La sinistra ha scelto l’eutanasia ma per se stessa
08 Febbraio 2009
L’impegno politico inteso alla stregua di una scelta religiosa. La convinzione che la Giustizia – con la “G” doverosamente maiuscola – dimori da sempre nel proprio campo, disertando in eterno quello degli avversari. La tendenza a vedere in chi professa idee diverse non un oppositore con cui giocarsi la partita, ma l’incarnazione del male assoluto. Un messianismo sicuro di sé sulla carta ma assai debole nella pratica quotidiana. Queste le caratteristiche della politica “vista da sinistra” che emergono nette dal libro di Riccardo Barenghi Eutanasia della sinistra (Fazi Editore, pp. 133, euro 14).

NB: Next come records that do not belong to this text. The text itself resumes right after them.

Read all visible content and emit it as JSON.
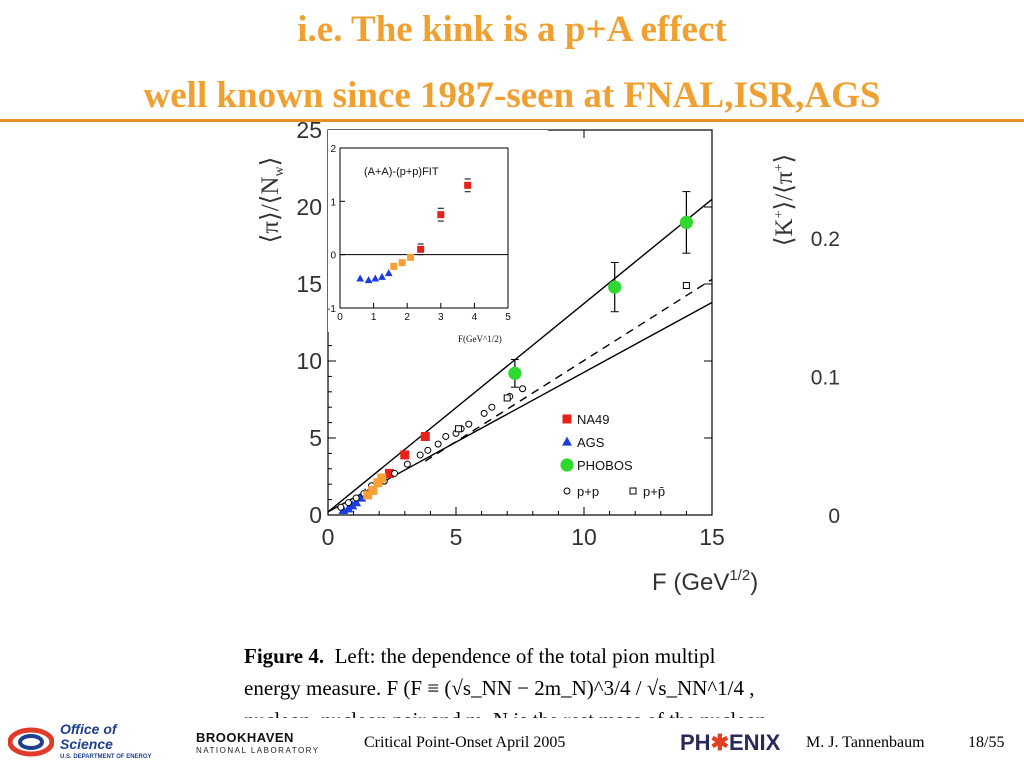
{
  "slide": {
    "title_line1": "i.e. The kink is a p+A effect",
    "title_line2": "well known since 1987-seen at FNAL,ISR,AGS",
    "title_color": "#F0A030"
  },
  "caption": {
    "label": "Figure 4.",
    "line1": "Left: the dependence of the total pion multipl",
    "line2": "energy measure.  F (F ≡ (√s_NN − 2m_N)^3/4 / √s_NN^1/4 ,",
    "line3": "nucleon–nucleon pair and m_N is the rest mass of the nucleon"
  },
  "footer": {
    "doe_line1": "Office of",
    "doe_line2": "Science",
    "doe_line3": "U.S. DEPARTMENT OF ENERGY",
    "bnl_name": "BROOKHAVEN",
    "bnl_sub": "NATIONAL LABORATORY",
    "center_text": "Critical Point-Onset April 2005",
    "phenix_a": "PH",
    "phenix_b": "✱",
    "phenix_c": "ENIX",
    "author": "M. J. Tannenbaum",
    "page": "18/55"
  },
  "chart_data": [
    {
      "type": "scatter",
      "xlabel": "F (GeV^1/2)",
      "ylabel": "⟨π⟩/⟨N_w⟩",
      "y2label": "⟨K+⟩/⟨π+⟩",
      "xlim": [
        0,
        15
      ],
      "ylim": [
        0,
        25
      ],
      "x_ticks": [
        0,
        5,
        10,
        15
      ],
      "y_ticks": [
        0,
        5,
        10,
        15,
        20,
        25
      ],
      "y2_ticks": [
        {
          "label": "0",
          "y_equiv": 0
        },
        {
          "label": "0.1",
          "y_equiv": 9
        },
        {
          "label": "0.2",
          "y_equiv": 18
        }
      ],
      "series": [
        {
          "name": "NA49",
          "marker": "square",
          "color": "#E8201A",
          "points": [
            [
              2.4,
              2.7
            ],
            [
              3.0,
              3.9
            ],
            [
              3.8,
              5.1
            ]
          ]
        },
        {
          "name": "AGS",
          "marker": "triangle",
          "color": "#1A3CE0",
          "points": [
            [
              0.6,
              0.3
            ],
            [
              0.8,
              0.4
            ],
            [
              0.95,
              0.6
            ],
            [
              1.1,
              0.8
            ],
            [
              1.3,
              1.1
            ],
            [
              1.45,
              1.4
            ]
          ]
        },
        {
          "name": "PHOBOS",
          "marker": "circle",
          "color": "#2ED82E",
          "points": [
            [
              7.3,
              9.2
            ],
            [
              11.2,
              14.8
            ],
            [
              14.0,
              19.0
            ]
          ],
          "errors": [
            0.9,
            1.6,
            2.0
          ]
        },
        {
          "name": "p+p",
          "marker": "open-circle",
          "color": "#000000",
          "points": [
            [
              0.5,
              0.5
            ],
            [
              0.8,
              0.8
            ],
            [
              1.1,
              1.1
            ],
            [
              1.4,
              1.4
            ],
            [
              1.7,
              1.9
            ],
            [
              2.2,
              2.2
            ],
            [
              2.6,
              2.7
            ],
            [
              3.1,
              3.3
            ],
            [
              3.6,
              3.9
            ],
            [
              3.9,
              4.2
            ],
            [
              4.3,
              4.6
            ],
            [
              4.6,
              5.1
            ],
            [
              5.0,
              5.3
            ],
            [
              5.2,
              5.6
            ],
            [
              5.5,
              5.9
            ],
            [
              6.1,
              6.6
            ],
            [
              6.4,
              7.0
            ],
            [
              7.1,
              7.7
            ],
            [
              7.6,
              8.2
            ]
          ]
        },
        {
          "name": "p+p̄",
          "marker": "open-square",
          "color": "#000000",
          "points": [
            [
              5.1,
              5.6
            ],
            [
              7.0,
              7.6
            ],
            [
              14.0,
              14.9
            ]
          ]
        },
        {
          "name": "orange",
          "marker": "square",
          "color": "#F7A035",
          "points": [
            [
              1.55,
              1.3
            ],
            [
              1.75,
              1.6
            ],
            [
              1.95,
              2.1
            ],
            [
              2.1,
              2.4
            ]
          ]
        }
      ],
      "fit_lines": [
        {
          "style": "solid",
          "points": [
            [
              0,
              0.2
            ],
            [
              15,
              20.5
            ]
          ]
        },
        {
          "style": "solid",
          "points": [
            [
              0,
              0.2
            ],
            [
              15,
              13.8
            ]
          ]
        },
        {
          "style": "dashed",
          "points": [
            [
              3.8,
              3.5
            ],
            [
              15,
              15.3
            ]
          ]
        }
      ],
      "legend_position": "lower-right"
    },
    {
      "type": "scatter",
      "title": "(A+A)-(p+p)FIT",
      "xlabel": "F(GeV^1/2)",
      "xlim": [
        0,
        5
      ],
      "ylim": [
        -1,
        2
      ],
      "x_ticks": [
        0,
        1,
        2,
        3,
        4,
        5
      ],
      "y_ticks": [
        -1,
        0,
        1,
        2
      ],
      "series": [
        {
          "name": "NA49",
          "marker": "square",
          "color": "#E8201A",
          "points": [
            [
              2.4,
              0.1
            ],
            [
              3.0,
              0.75
            ],
            [
              3.8,
              1.3
            ]
          ],
          "errors": [
            0.1,
            0.12,
            0.12
          ]
        },
        {
          "name": "AGS",
          "marker": "triangle",
          "color": "#1A3CE0",
          "points": [
            [
              0.6,
              -0.45
            ],
            [
              0.85,
              -0.48
            ],
            [
              1.05,
              -0.45
            ],
            [
              1.25,
              -0.42
            ],
            [
              1.45,
              -0.35
            ]
          ]
        },
        {
          "name": "orange",
          "marker": "square",
          "color": "#F7A035",
          "points": [
            [
              1.6,
              -0.22
            ],
            [
              1.85,
              -0.15
            ],
            [
              2.1,
              -0.05
            ]
          ]
        }
      ],
      "zero_line": true
    }
  ]
}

Diciamo subito che l’autore ha tutte le carte in regola per discettare di tale argomento. Infatti Barenghi, ora editorialista de “La Stampa”, ha iniziato la carriera giornalistica nel “manifesto” nel 1980, ed è stato poi direttore di tale quotidiano dal 1998 al 2003. Vanta quindi una conoscenza personale di tutti i principali leaders del centro-sinistra ed è – ammesso che il termine abbia ancora senso – un comunista doc. Pronto, tuttavia, a mettere in discussione con passione e onestà che spesso sfiora il disincanto quanto la sinistra ha fatto negli ultimi decenni, non importa se al governo o dai banchi dell’opposizione.
Il narratore è Giovanni, che è poi lo stesso autore, un intellettuale molto impegnato capace di vivere le campagne elettorali italiane quasi fossero scacchiere sulle quali si gioca il destino dell’umanità. Giovanni vive di politica e per la politica. L’attesa dei risultati gli fa perdere il sonno, lo costringe a centellinarsi gli exit polls in piena notte, lo spinge alla disperazione se le cose non vanno nel verso che lui considera giusto. Non solo. Anche quando la coalizione nella quale si identifica conquista il governo con una maggioranza risicatissima, iniziando subito un balletto interno che la porterà infine all’autodistruzione, la distanza tra gli ideali forti in cui Giovanni crede con fermezza e la pratica quotidiana dei personaggi chiave della sua parte politica lo fanno precipitare in un pessimismo sempre più cupo.
Ecco quindi narrate, con un’ansia genuina che finisce col contagiare il lettore, le vicende dello scontro tra Prodi, D’Alema e Veltroni da un lato, e Berlusconi dall’altro. Scontro che, anche quando la sinistra vince, è sempre determinato dai tempi e dalle parole d’ordine fissati dal capo della coalizione avversa. Giovanni, insomma, vede frantumarsi con ritmo rallentato tutti gli ideali di una vita, fino al disastro finale con l’esclusione dal Parlamento della sinistra radicale, la fazione che sente più vicina. Impietosa la descrizione di prima mano di Prodi, che non è mai stato un leader, e si addormenta durante le riunioni. Di D’Alema, il più intelligente, ma troppo narciso e autoreferenziale. Di Bertinotti, assai più vanesio di quanto lascino credere le versioni ufficiali. Di Veltroni – neppure lui un vero capo – troppo sensibile all’immagine mediatica e al contempo troppo lontano dalle pulsioni primigenie del popolo di sinistra. Per non parlare di figure minori quali Giordano e Diliberto.
Ma la carenza di leadership può davvero spiegare tutto? Ovviamente no. Barenghi è intelligente e non semplifica. Occorre pure tener conto della fusione posticcia fra DS e Margherita. Della ineliminabile tensione tra sinistra moderata e radicale. Ma, soprattutto, del fatto che gramscianamente il centro-destra ha saputo conquistarsi una sorta di egemonia culturale in vasti strati della gente comune. La soluzione? Per ora non c’è, e di certo non può consistere nel “ma anche” di Veltroni. Occorre invece, per Barenghi, “una filosofia politica capace di ridare un senso alla sinistra del secondo millennio”.
A chi scrive, però, non pare che la soluzione si possa trovare in una qualsivoglia filosofia politica. Si tratta piuttosto di dismettere gli atteggiamenti messianici per passare a una visione più pragmatica della politica stessa, adottata dalla sinistra dei principali paesi europei. E di tagliare i ponti con coloro che vedono nei “movimenti” – tipici i casi dei girotondi prima e dell’Onda studentesca poi – occasioni da non perdere per sovvertire le fondamenta del sistema. Insomma un’iniezione di sano pragmatismo e la capacità di non confondere essere e dover essere.